Project Website http://people.csail.mit.edu/kraska/research.html
The goal of this project is to explore the frontier of which components of a data management system can be replaced by learned components. In a recent paper called the The Case for Learned Index Structures we showed that core index/data structures can be considered as models: a BTree-Index is a model to map a key to the position a record within a sorted array, a Hash-Index as a model to map a key to a position of a record within an unsorted array, and a BitMap-Index as a model to indicate if a data record exists or not. As such, all existing index structures can be replaced with other types of models, including deep-learning models, which we termed learned indexes.

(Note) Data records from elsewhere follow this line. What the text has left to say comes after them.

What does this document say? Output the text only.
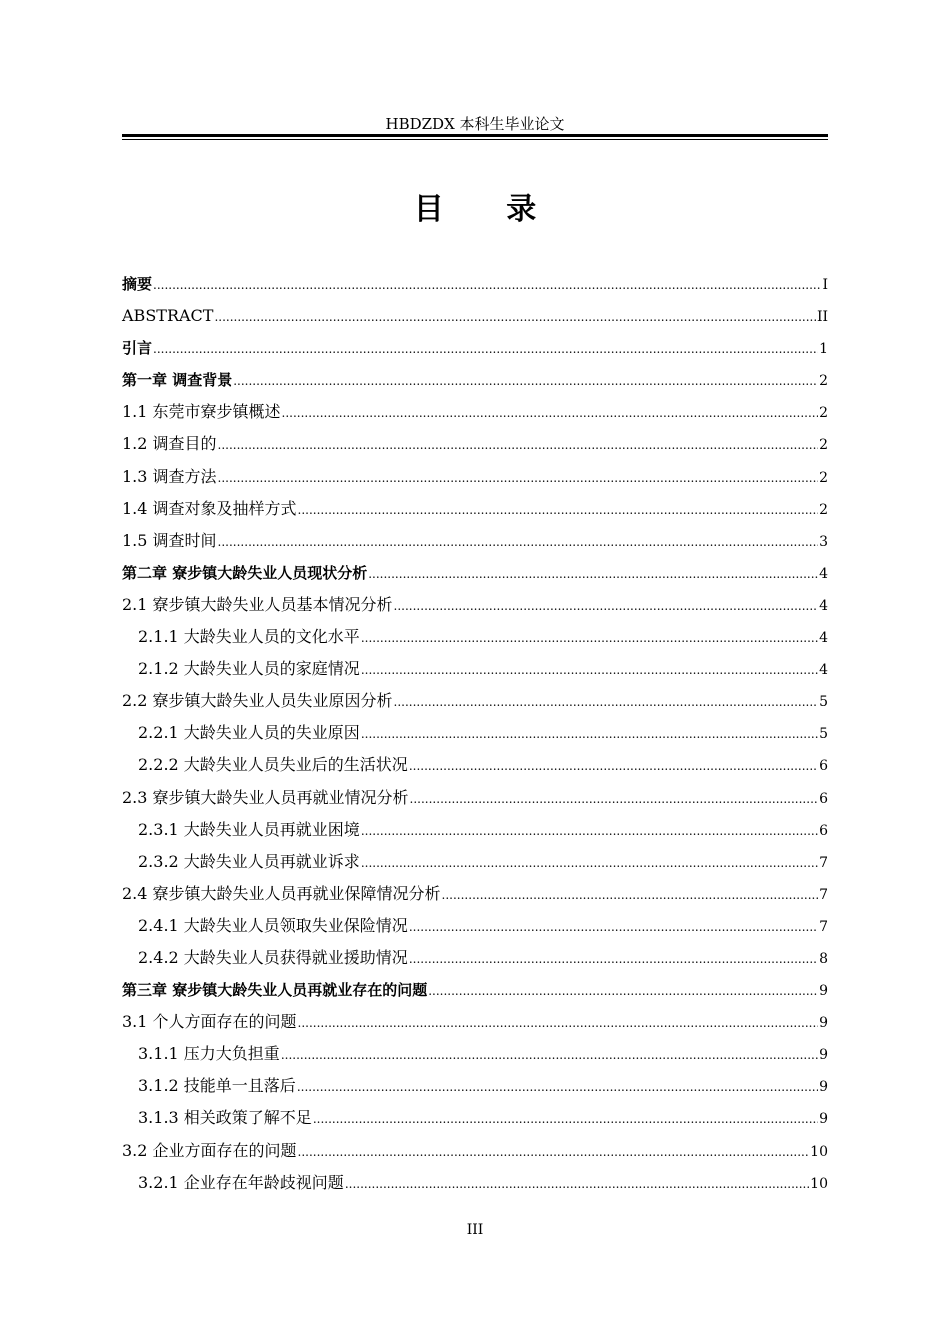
HBDZDX 本科生毕业论文
目 录
摘要 .....	I
ABSTRACT .....	II
引言 .....	1
第一章 调查背景 .....	2
1.1 东莞市寮步镇概述 .....	2
1.2 调查目的 .....	2
1.3 调查方法 .....	2
1.4 调查对象及抽样方式 .....	2
1.5 调查时间 .....	3
第二章 寮步镇大龄失业人员现状分析 .....	4
2.1 寮步镇大龄失业人员基本情况分析 .....	4
2.1.1 大龄失业人员的文化水平 .....	4
2.1.2 大龄失业人员的家庭情况 .....	4
2.2 寮步镇大龄失业人员失业原因分析 .....	5
2.2.1 大龄失业人员的失业原因 .....	5
2.2.2 大龄失业人员失业后的生活状况 .....	6
2.3 寮步镇大龄失业人员再就业情况分析 .....	6
2.3.1 大龄失业人员再就业困境 .....	6
2.3.2 大龄失业人员再就业诉求 .....	7
2.4 寮步镇大龄失业人员再就业保障情况分析 .....	7
2.4.1 大龄失业人员领取失业保险情况 .....	7
2.4.2 大龄失业人员获得就业援助情况 .....	8
第三章 寮步镇大龄失业人员再就业存在的问题 .....	9
3.1 个人方面存在的问题 .....	9
3.1.1 压力大负担重 .....	9
3.1.2 技能单一且落后 .....	9
3.1.3 相关政策了解不足 .....	9
3.2 企业方面存在的问题 .....	10
3.2.1 企业存在年龄歧视问题 .....	10
III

Initial results show, that by using neural nets we are able to outperform cache-optimized B-Trees by up to 70% in speed while saving an order-of- magnitude in memory over several real-world data sets.

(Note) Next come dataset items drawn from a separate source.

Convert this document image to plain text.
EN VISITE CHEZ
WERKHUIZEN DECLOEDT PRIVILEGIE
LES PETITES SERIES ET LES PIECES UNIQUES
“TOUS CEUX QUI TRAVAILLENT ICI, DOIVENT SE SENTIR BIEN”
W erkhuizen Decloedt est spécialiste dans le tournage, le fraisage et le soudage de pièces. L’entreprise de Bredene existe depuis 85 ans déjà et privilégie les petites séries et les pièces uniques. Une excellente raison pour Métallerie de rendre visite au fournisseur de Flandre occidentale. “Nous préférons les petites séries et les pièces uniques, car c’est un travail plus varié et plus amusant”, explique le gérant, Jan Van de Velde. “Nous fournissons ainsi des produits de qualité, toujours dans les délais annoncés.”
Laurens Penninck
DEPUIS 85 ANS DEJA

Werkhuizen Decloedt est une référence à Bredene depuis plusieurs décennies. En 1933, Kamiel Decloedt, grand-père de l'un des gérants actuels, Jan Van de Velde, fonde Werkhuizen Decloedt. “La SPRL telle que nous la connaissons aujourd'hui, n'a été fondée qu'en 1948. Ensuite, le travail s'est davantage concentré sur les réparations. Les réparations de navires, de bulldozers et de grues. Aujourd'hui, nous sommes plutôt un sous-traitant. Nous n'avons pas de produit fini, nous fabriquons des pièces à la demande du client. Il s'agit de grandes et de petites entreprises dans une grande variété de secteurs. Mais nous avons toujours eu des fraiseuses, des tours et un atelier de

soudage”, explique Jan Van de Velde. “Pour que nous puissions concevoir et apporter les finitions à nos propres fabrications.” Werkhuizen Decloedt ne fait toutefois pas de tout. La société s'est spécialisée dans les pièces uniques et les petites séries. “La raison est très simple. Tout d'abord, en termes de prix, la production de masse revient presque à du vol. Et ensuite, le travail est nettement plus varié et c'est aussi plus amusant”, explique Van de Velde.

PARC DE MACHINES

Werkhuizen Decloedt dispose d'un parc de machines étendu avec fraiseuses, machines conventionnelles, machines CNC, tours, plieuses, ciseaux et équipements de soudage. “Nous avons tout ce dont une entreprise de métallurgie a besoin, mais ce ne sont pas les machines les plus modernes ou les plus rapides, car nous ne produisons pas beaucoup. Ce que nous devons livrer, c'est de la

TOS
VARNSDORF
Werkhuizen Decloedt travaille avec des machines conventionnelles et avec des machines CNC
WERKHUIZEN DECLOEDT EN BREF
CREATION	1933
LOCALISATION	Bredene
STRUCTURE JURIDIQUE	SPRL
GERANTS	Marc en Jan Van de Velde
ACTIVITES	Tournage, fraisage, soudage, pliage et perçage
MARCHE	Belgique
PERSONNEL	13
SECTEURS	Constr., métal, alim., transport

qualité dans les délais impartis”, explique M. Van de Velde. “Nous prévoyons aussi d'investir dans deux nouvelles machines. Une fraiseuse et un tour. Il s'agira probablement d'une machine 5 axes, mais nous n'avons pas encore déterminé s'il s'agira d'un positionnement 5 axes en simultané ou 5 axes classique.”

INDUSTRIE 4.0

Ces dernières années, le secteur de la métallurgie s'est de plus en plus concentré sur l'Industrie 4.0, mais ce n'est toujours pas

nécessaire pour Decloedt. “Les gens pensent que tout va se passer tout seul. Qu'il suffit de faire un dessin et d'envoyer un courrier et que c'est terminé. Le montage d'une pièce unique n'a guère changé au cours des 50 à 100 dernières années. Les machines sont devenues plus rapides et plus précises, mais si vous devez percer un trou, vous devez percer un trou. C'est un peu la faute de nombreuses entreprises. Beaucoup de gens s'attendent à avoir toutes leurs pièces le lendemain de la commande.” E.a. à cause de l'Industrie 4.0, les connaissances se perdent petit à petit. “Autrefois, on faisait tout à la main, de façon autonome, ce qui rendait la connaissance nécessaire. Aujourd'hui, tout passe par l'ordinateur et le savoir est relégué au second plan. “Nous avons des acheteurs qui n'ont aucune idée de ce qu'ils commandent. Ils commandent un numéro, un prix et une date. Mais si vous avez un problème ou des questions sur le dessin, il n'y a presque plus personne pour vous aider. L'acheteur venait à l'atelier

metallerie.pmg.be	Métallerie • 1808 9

Yet, why initial results are very promising many open research challenges remain to make the idea viable for real-world systems. However, if it is possible to overcome the current limitations of learned indexes and broaden the scope to other components (e.g., query optimization), the idea of replacing core components of a data management system through learned models has far reaching implications for future systems designs. Most importantly, it might be possible to transform the complexity class of some algorithms (e.g., the O(log n) insert performance of B-Trees to O(1)). Similarly, learned components might make it possible to take better advantage of GPU/TPUs for systems.